Sugarcane genetic engineering research in South Africa: From gene discovery to transgene expression

Abstract

Over the past 15 years, recombinant DNA and in vitro culture technologies have been used in concert at the South African Sugarcane Research Institute (SASRI) to genetically engineer sugarcane. The purpose of such research has been two-fold, viz. to establish proof-of-principle regarding the delivery of novel input and resistance traits to sugarcane and to investigate the genetic basis of sucrose accumulation. Underpinning these goals has been the in-house development of essential genetic resources, including the isolation of appropriate transgenes and gene promoter elements, and the optimisation of transformation and tissue culture technologies. With regard to the latter, emphasis has been placed on the development of tissue culture strategies that minimise the potential for somaclonal variation, while maximising the efficiency of germplasm transformation, selection, regeneration and acclimation. The isolation of promoters to drive high-level and targeted transgene expression, as well as the identification of DNA sequences with the potential to deliver the desired phenotype, have been strongly driven by advances in gene discovery and expression technologies.
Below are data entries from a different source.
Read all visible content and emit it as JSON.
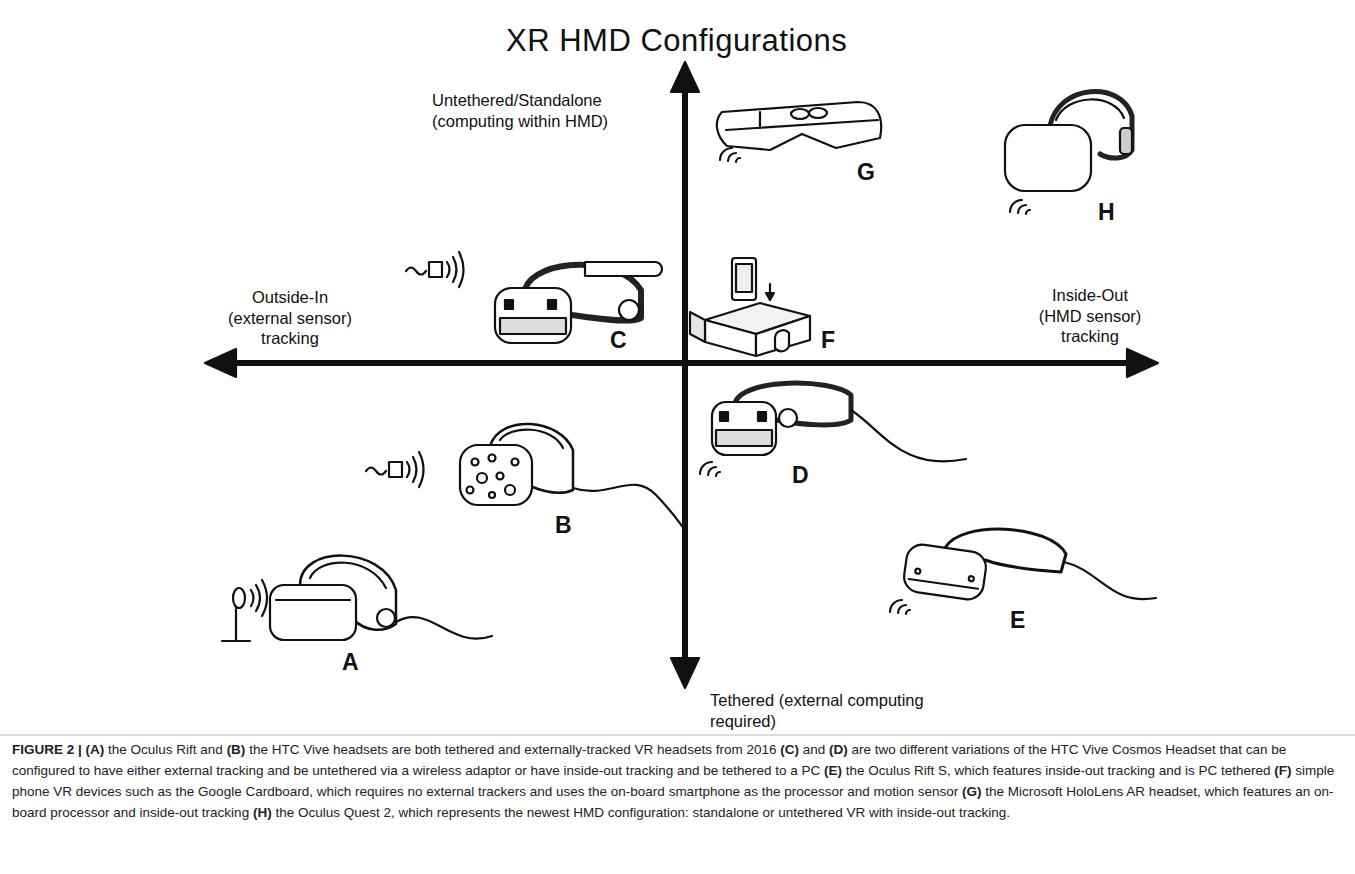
{
  "diagram": {
    "title": "XR HMD Configurations",
    "caption": "FIGURE 2 | (A) the Oculus Rift and (B) the HTC Vive headsets are both tethered and externally-tracked VR headsets from 2016 (C) and (D) are two different variations of the HTC Vive Cosmos Headset that can be configured to have either external tracking and be untethered via a wireless adaptor or have inside-out tracking and be tethered to a PC (E) the Oculus Rift S, which features inside-out tracking and is PC tethered (F) simple phone VR devices such as the Google Cardboard, which requires no external trackers and uses the on-board smartphone as the processor and motion sensor (G) the Microsoft HoloLens AR headset, which features an on-board processor and inside-out tracking (H) the Oculus Quest 2, which represents the newest HMD configuration: standalone or untethered VR with inside-out tracking.",
    "labels": [
      "Untethered/Standalone (computing within HMD)",
      "G",
      "H",
      "Outside-In (external sensor) tracking",
      "C",
      "F",
      "Inside-Out (HMD sensor) tracking",
      "D",
      "B",
      "E",
      "A",
      "Tethered (external computing required)"
    ]
  }
}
Early approaches relied on the analysis of Expressed Sequence Tag libraries constructed from sugarcane tissues at different developmental stages or challenged with selected abiotic and biotic stress agents. Subsequent improvements in DNA subtractive hybridisation technologies (e.g. suppression subtractive hybridisation) and gene expression analysis (e.g. Affymetrix® Sugarcane Genome GeneChip) provided new and powerful means for gene and promoter discovery. Reviewed here are the advances in in vitro culture, gene discovery and transgene expression research, which have formed the foundation of the genetic engineering program at SASRI. Also discussed are the opportunities and challenges in these areas of research that are presented by the availability of ultra-high throughput DNA sequencing (e.g. the 454 Sequencing System) for transcriptome analysis and technologies for rapid and accurate profiling of the sugarcane metabolomes.